High-Performance Computing & Embedded Systems Lab (HiPCES)

The High-Performance Computing and Embedded Systems Lab (HiPCES) was established with the founding of Frederick University. It is equipped with high technology infrastructure such as advanced FPGA and DSP/embedded processor systems ranging from low-cost to state-of-the-art.

Embedded systems, IoT, artificial intelligence (AI), and high-performance computing (HPC) work together to transform precision agriculture and healthcare by enabling real-time data collection, analysis, and decision-making.

Embedded systems and IoT devices gather environmental or patient data, AI analyzes this data to detect patterns and optimize actions, and HPC handles large-scale processing to ensure timely, accurate insights. This synergy leads to smarter farming (e.g., targeted irrigation, disease prediction) and personalized, proactive healthcare (e.g., early diagnostics, remote monitoring).

The research conducted in HiPCES includes: Multi-core system design with Data flow scheduling Network-on-Chip architectures and routing algorithms Embedded and Smart system design.

The lab members currently include full-time Frederick University faculty, Ph.D and MSc students as well as a number of undergraduate students. The lab members have participated in a number of competitive funding European and national research projects in Cyprus and Greece and have published a textbook, a number of book chapters as well as journal and conference papers.

The main research interests and activities of the members of the lab are related to:

• Embedded, Smart Systems and IoT : Smart Sensor node design for precision agriculture, healthcare and other applications.
• Networks-on-Chip: Routing algorithms, architectures and hardware IP blocks for buffered and bufferless Networks-on-Chip
• Hardware Acceleration: Implementation of demanding real-time algorithms on embedded systems including AI on FPGAs
• CAD tools for embedded systems: Implementation of tools for facilitating embedded system design and education.

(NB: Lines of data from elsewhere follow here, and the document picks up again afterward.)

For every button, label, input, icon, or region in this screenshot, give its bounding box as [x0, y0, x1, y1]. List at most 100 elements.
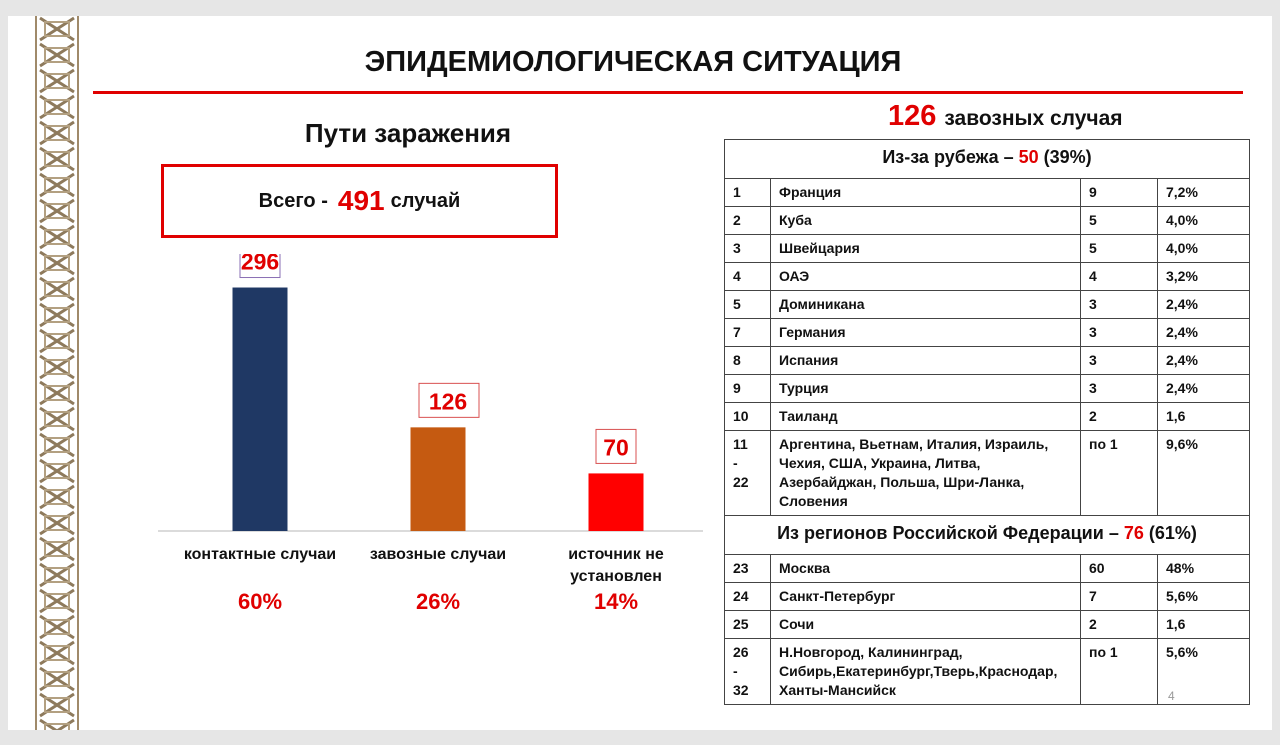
bar-2: [410, 427, 466, 531]
cell-pct: 2,4%: [1157, 318, 1250, 347]
value-label-2: 126: [429, 388, 467, 414]
cell-pct: 4,0%: [1157, 234, 1250, 263]
cell-name: Н.Новгород, Калининград, Сибирь,Екатерин…: [770, 638, 1081, 705]
ornament-frame: [44, 125, 70, 141]
table-row: 8 Испания 3 2,4%: [724, 346, 1250, 375]
cell-pct: 2,4%: [1157, 374, 1250, 403]
cell-count: по 1: [1080, 638, 1158, 705]
regions-section-header: Из регионов Российской Федерации – 76 (6…: [724, 515, 1250, 555]
table-row: 7 Германия 3 2,4%: [724, 318, 1250, 347]
percent-label-3: 14%: [594, 589, 638, 614]
cell-name: Санкт-Петербург: [770, 582, 1081, 611]
cell-pct: 7,2%: [1157, 178, 1250, 207]
section-label: Из регионов Российской Федерации –: [777, 523, 1124, 543]
ornament-frame: [44, 489, 70, 505]
cell-count: 3: [1080, 346, 1158, 375]
ornament-frame: [44, 697, 70, 713]
abroad-section: Из-за рубежа – 50 (39%): [724, 139, 1250, 179]
title-divider: [93, 91, 1243, 94]
cell-num: 5: [724, 290, 771, 319]
table-row: 24 Санкт-Петербург 7 5,6%: [724, 582, 1250, 611]
section-percent: (61%): [1143, 523, 1197, 543]
cell-num: 11-22: [724, 430, 771, 516]
cell-num: 26-32: [724, 638, 771, 705]
slide: ЭПИДЕМИОЛОГИЧЕСКАЯ СИТУАЦИЯ Пути заражен…: [8, 16, 1272, 730]
cell-num: 24: [724, 582, 771, 611]
table-row: 4 ОАЭ 4 3,2%: [724, 262, 1250, 291]
ornament-frame: [44, 437, 70, 453]
percent-label-1: 60%: [238, 589, 282, 614]
cell-num: 4: [724, 262, 771, 291]
cell-name: Швейцария: [770, 234, 1081, 263]
category-label-2: завозные случаи: [370, 546, 506, 563]
ornament-frame: [44, 671, 70, 687]
cell-pct: 5,6%: [1157, 582, 1250, 611]
cell-name: Куба: [770, 206, 1081, 235]
cell-num: 8: [724, 346, 771, 375]
bar-1: [232, 287, 288, 531]
table-row: 3 Швейцария 5 4,0%: [724, 234, 1250, 263]
cell-num: 23: [724, 554, 771, 583]
cell-name: Доминикана: [770, 290, 1081, 319]
ornament-frame: [44, 21, 70, 37]
ornament-frame: [44, 307, 70, 323]
ornament-frame: [44, 281, 70, 297]
cell-count: 3: [1080, 290, 1158, 319]
chart-title: Пути заражения: [304, 118, 512, 148]
ornament-frame: [44, 567, 70, 583]
ornament-frame: [44, 73, 70, 89]
cell-count: 5: [1080, 206, 1158, 235]
cell-num: 25: [724, 610, 771, 639]
ornament-frame: [44, 385, 70, 401]
value-label-1: 296: [241, 254, 279, 275]
cell-count: 60: [1080, 554, 1158, 583]
imported-cases-table: Из-за рубежа – 50 (39%) 1 Франция 9 7,2% 2 Куб…: [724, 139, 1250, 705]
table-row: 2 Куба 5 4,0%: [724, 206, 1250, 235]
cell-pct: 9,6%: [1157, 430, 1250, 516]
cell-name: Москва: [770, 554, 1081, 583]
cell-pct: 48%: [1157, 554, 1250, 583]
table-row: 5 Доминикана 3 2,4%: [724, 290, 1250, 319]
total-box: Всего - 491 случай: [161, 164, 558, 238]
cell-count: 3: [1080, 374, 1158, 403]
total-value: 491: [337, 185, 385, 216]
bar-chart: 296 контактные случаи 60% 126 завозные случа…: [158, 243, 718, 629]
section-label: Из-за рубежа –: [882, 147, 1019, 167]
ornament-frame: [44, 645, 70, 661]
cell-num: 2: [724, 206, 771, 235]
table-row: 10 Таиланд 2 1,6: [724, 402, 1250, 431]
abroad-section-header: Из-за рубежа – 50 (39%): [724, 139, 1250, 179]
total-suffix: случай: [390, 189, 461, 212]
category-label-3: источник не: [568, 546, 664, 563]
cell-num: 3: [724, 234, 771, 263]
total-prefix: Всего -: [258, 189, 328, 212]
ornament-frame: [44, 99, 70, 115]
ornament-frame: [44, 177, 70, 193]
table-row: 9 Турция 3 2,4%: [724, 374, 1250, 403]
section-percent: (39%): [1038, 147, 1092, 167]
category-label-1: контактные случаи: [184, 546, 336, 563]
ornament-frame: [44, 151, 70, 167]
cell-name: Таиланд: [770, 402, 1081, 431]
cell-name: ОАЭ: [770, 262, 1081, 291]
cell-count: 9: [1080, 178, 1158, 207]
ornament-frame: [44, 333, 70, 349]
page-title: ЭПИДЕМИОЛОГИЧЕСКАЯ СИТУАЦИЯ: [364, 46, 902, 78]
cell-pct: 4,0%: [1157, 206, 1250, 235]
ornament-frame: [44, 229, 70, 245]
ornament-border: [35, 16, 79, 730]
regions-section: Из регионов Российской Федерации – 76 (6…: [724, 515, 1250, 555]
table-row: 1 Франция 9 7,2%: [724, 178, 1250, 207]
ornament-frame: [44, 359, 70, 375]
ornament-frame: [44, 411, 70, 427]
cell-pct: 1,6: [1157, 610, 1250, 639]
ornament-frame: [44, 541, 70, 557]
cell-num: 10: [724, 402, 771, 431]
cell-count: 5: [1080, 234, 1158, 263]
cell-pct: 2,4%: [1157, 346, 1250, 375]
cell-num: 9: [724, 374, 771, 403]
table-row: 26-32 Н.Новгород, Калининград, Сибирь,Ека…: [724, 638, 1250, 705]
imported-label: завозных случая: [944, 107, 1123, 130]
cell-count: 4: [1080, 262, 1158, 291]
cell-count: 2: [1080, 610, 1158, 639]
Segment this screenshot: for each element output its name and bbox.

Research Projects Experience

“ARTEMIS: Shooting Range Targeting Management System", Cypus Research and Innovation Foundation, 2023

The aim of the Shooting Range Management System (ATERMIS) project was the design and development of a prototype shooting targeting management system that will offer the capabilities of an official championship ISSF layout, and can be configured to include the most common or well-known targeting schemas, such as championship targeting system, in a portable wireless system.

“iPONICS: Smart Off-Grid System for Sustainable Hydroponics", Cypus Research and Innovation Foundation, 2019-2021

Water shortage and pollution are environmental threats affecting large parts of EU as well as the entire world. Climate change is expected to further increase water shortage and threaten food production. iPONICS proposed the design and implementation of an intelligent, reliable, low-cost IoT-based control and monitoring system for hydroponics greenhouses.
The system is based on three types of sensor nodes: The main (master) node is responsible for controlling the pump, monitoring the quality of the water in the greenhouse and aggregating and transmitting the data from the slave nodes. Environment sensing slave nodes that monitor the ambient conditions in the greenhouse and transmit the data to the main node. Security nodes that monitor activity (movement in the area). The system monitors water quality and greenhouse temperature and humidity, ensuring that crops grow under the optimal conditions according to hydroponics guidelines. Remote monitoring for the greenhouse keepers is facilitated by monitoring these parameters by connecting to a website. The system is optimized for low power consumption in order to facilitate off-grid operation.

“SYSMANTIC: SYStematic design of 3D Multicore Architectures with NeTwork-on-chIp Communication", Cyprus Research and Innovation Foundation, 2010-2012

The widening gap between power and performance requirements of applications and what is afforded by technology scaling and architectural techniques, clearly points to multi-processor architectures as the solution. However, the traditional bus-based, shared memory computer architecture is not suitable for contemporary memory-demanding multiprocessor embedded applications, leading to a new interconnect paradigm, the emergence of Network-on-Chip (NoC) platforms.
The objective of the SYSMANTIC project is the development of an efficient and robust framework for the design of application-specific heterogeneous multicore architectures with NoC interconnect and their realization in 3-Dimensional (3D) platforms.
Specifically, the project adresses three main open problems: 1) selecting the optimal heterogeneous multicore architecture for a target application, 2) mapping the selected MPSoC architecture to 3D platforms efficiently and 3) meeting strict performance, power and time-to-market constraints for such complex systems. SYSMANTIC addresses these challenges by developing new design flows and tools.